Les thèmes longuement étirés et la tension croissante qui perdure jusqu’à
l’ultime point culminant ramènent au climat de la Huitième Symphonie composée dix ans plus tôt. Disciple De Mariss
Jansons, Nelsons a été formé à l’aune de l’univers de Chostakovitch. Comme son
maître, il gomme le côté messe de gloire à la révolution soviétique pour lui
donner un tour quasi brucknérien. Le jeune chef letton avait su trouver avec le
Concertgebouw d’Amsterdam le juste équilibre des masses, clairement définies
dans l’espace, tirant un merveilleux parti de l’acoustique de la Philharmonie,
ménageant de bouleversants et intenses moments tout en retenue et en nuances,
parfois à la limite du silence, pour mieux souligner les saillies et les
violences hallucinées, faisant ainsi de cette symphonie un requiem pour
Staline, le dictateur sanguinaire, et pour Prokofiev, le compositeur muselé par
le précédent au point de mourir le même jour que lui, le 5 mars 1953, quatre
mois avant que Chostakovitch s’attèle à cette Dixième Symphonie.

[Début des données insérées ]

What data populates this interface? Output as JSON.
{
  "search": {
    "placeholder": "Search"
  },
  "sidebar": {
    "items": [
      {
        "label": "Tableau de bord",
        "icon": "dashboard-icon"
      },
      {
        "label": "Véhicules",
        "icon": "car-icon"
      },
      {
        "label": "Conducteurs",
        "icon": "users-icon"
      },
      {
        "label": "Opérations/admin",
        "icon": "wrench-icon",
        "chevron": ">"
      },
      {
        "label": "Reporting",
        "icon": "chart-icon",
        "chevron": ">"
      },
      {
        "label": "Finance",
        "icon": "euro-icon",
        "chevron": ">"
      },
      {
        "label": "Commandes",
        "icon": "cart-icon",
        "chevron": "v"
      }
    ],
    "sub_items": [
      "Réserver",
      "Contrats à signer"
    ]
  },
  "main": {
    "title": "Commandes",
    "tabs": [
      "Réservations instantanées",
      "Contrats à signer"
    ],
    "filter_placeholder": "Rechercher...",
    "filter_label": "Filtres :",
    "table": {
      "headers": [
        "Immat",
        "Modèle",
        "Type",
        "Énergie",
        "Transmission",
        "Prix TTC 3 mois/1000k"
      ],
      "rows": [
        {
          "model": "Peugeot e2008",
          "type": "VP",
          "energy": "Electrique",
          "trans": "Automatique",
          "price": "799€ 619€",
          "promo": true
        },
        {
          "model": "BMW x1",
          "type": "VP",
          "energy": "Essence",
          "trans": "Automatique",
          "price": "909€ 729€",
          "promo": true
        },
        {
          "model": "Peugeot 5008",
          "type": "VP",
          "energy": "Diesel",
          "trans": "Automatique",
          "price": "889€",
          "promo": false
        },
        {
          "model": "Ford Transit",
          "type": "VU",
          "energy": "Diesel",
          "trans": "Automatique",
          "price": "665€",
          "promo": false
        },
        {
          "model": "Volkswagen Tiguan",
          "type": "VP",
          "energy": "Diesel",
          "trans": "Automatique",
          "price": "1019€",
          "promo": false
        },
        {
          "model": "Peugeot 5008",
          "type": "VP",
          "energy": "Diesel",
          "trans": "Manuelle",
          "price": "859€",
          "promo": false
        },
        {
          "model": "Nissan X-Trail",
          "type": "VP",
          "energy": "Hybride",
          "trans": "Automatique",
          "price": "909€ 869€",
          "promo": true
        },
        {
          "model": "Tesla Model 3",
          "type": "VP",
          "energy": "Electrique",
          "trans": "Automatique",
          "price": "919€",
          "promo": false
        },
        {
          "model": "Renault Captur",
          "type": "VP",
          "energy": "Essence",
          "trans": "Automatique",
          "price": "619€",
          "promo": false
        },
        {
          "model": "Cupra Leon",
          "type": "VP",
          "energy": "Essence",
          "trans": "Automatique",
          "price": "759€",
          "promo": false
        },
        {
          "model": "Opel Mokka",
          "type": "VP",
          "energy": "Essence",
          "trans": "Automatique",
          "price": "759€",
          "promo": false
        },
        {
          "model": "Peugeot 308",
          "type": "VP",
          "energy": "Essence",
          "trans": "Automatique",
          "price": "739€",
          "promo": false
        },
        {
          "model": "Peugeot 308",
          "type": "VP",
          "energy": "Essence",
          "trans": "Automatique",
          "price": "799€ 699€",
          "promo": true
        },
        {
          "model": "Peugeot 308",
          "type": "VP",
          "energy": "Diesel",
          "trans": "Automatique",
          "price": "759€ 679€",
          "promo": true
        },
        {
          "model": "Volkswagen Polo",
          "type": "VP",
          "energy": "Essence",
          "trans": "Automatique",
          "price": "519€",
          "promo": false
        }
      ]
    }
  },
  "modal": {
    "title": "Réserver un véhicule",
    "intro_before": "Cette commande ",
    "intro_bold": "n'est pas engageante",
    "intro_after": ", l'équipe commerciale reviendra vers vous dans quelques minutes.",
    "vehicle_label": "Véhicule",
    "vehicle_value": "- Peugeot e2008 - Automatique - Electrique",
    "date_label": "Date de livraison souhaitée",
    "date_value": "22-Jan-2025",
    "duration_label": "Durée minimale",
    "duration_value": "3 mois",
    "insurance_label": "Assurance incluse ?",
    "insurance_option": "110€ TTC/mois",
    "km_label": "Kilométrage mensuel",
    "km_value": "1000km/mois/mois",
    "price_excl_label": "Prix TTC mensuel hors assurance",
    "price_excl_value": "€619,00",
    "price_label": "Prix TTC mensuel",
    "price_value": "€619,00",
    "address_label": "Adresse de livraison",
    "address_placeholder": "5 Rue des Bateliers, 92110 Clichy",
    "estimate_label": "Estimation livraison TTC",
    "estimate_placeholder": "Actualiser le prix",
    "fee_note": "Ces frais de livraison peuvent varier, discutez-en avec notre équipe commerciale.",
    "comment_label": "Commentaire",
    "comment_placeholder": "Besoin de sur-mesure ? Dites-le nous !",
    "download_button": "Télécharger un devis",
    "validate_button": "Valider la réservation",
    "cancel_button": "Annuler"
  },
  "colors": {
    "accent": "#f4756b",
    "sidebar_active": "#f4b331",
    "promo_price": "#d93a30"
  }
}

Andris Nelsons et le Boston Symphony Orchestra. Photo : (c) Philharmonie de Paris
Le Boston Symphony Orchestra s’est
avéré moins investi et moins sûr dans cette œuvre qu’il l’est dans le somptueux
enregistrement évoqué plus haut (2). Néanmoins, la clarté, la vélocité des
pupitres, la rutilance des cuivres, le velouté des bois étaient bien tels qu’on
les attendait de la part de cet extraordinaire ensemble. Mais, là aussi, comme
dans Strauss, les équilibres n’étaient pas parfaits, l’acoustique, qui avait
été extraordinairement exploitée et valorisée lors en mars dernier dans la même
œuvre et avec le même chef, mais avec le Concertgebouw, apparaissant moins
flatteuse et chaude avec le Boston Symphony Orchestra - mais,
en mars, je n’étais pas assis à l’orchestre mais à la corbeille. Néanmoins, emportant la
partition avec vivacité, Nelsons affine le côté musique de propagande,
s’attardant pour les magnifier sur les moments où le compositeur laisse couler
son aspiration épique. Il instille ainsi une densité mâle au pathos et à la
pompe qui submergent si l’on n’y prend garde cette œuvre. Son long corps entièrement
enfoui dans l’orchestre, il structure le sombre et accablant mouvement initial
tel un architecte, donnant d’un geste ample mais précis de la main droite, alternativement
avec ou sans baguette, départs, nuances et expressions, tandis que la main
gauche marque la moindre modulation de tempo, occasion de gouter l’onirisme
volubile des solos de clarinette puis de flûte, enfin des deux piccolos
suprêmement chantants. La gestique du chef estonien est très expressive, et
captive le regard du spectateur autant que celui des musiciens. Il pétrit dans
la main gauche la pâte sonore, souligne la moindre inflexion du discours et
dessine jusqu’à la plus discrète intention du compositeur. Nelsons dirige l’air
de ne pas y toucher le bref mais implacable Scherzo
aux rythmes fantastiques. Dans le complexe Allegretto,
où Chostakovitch intègre un thème fondé sur ses initiales allemandes [D Sch -
ré (D) mi bémol (Es), do (C), si (H)] dont le climat renvoie à celui du
mouvement initial dont le premier thème réapparaît au cœur du morceau. Ce
pessimisme patent magnifié par le chant plaintif des hautbois, flûte et basson
solos, s’éclaire peu à peu dans la frénésie de l’Allegro final, où la musique se fait soudain simple et enjouée.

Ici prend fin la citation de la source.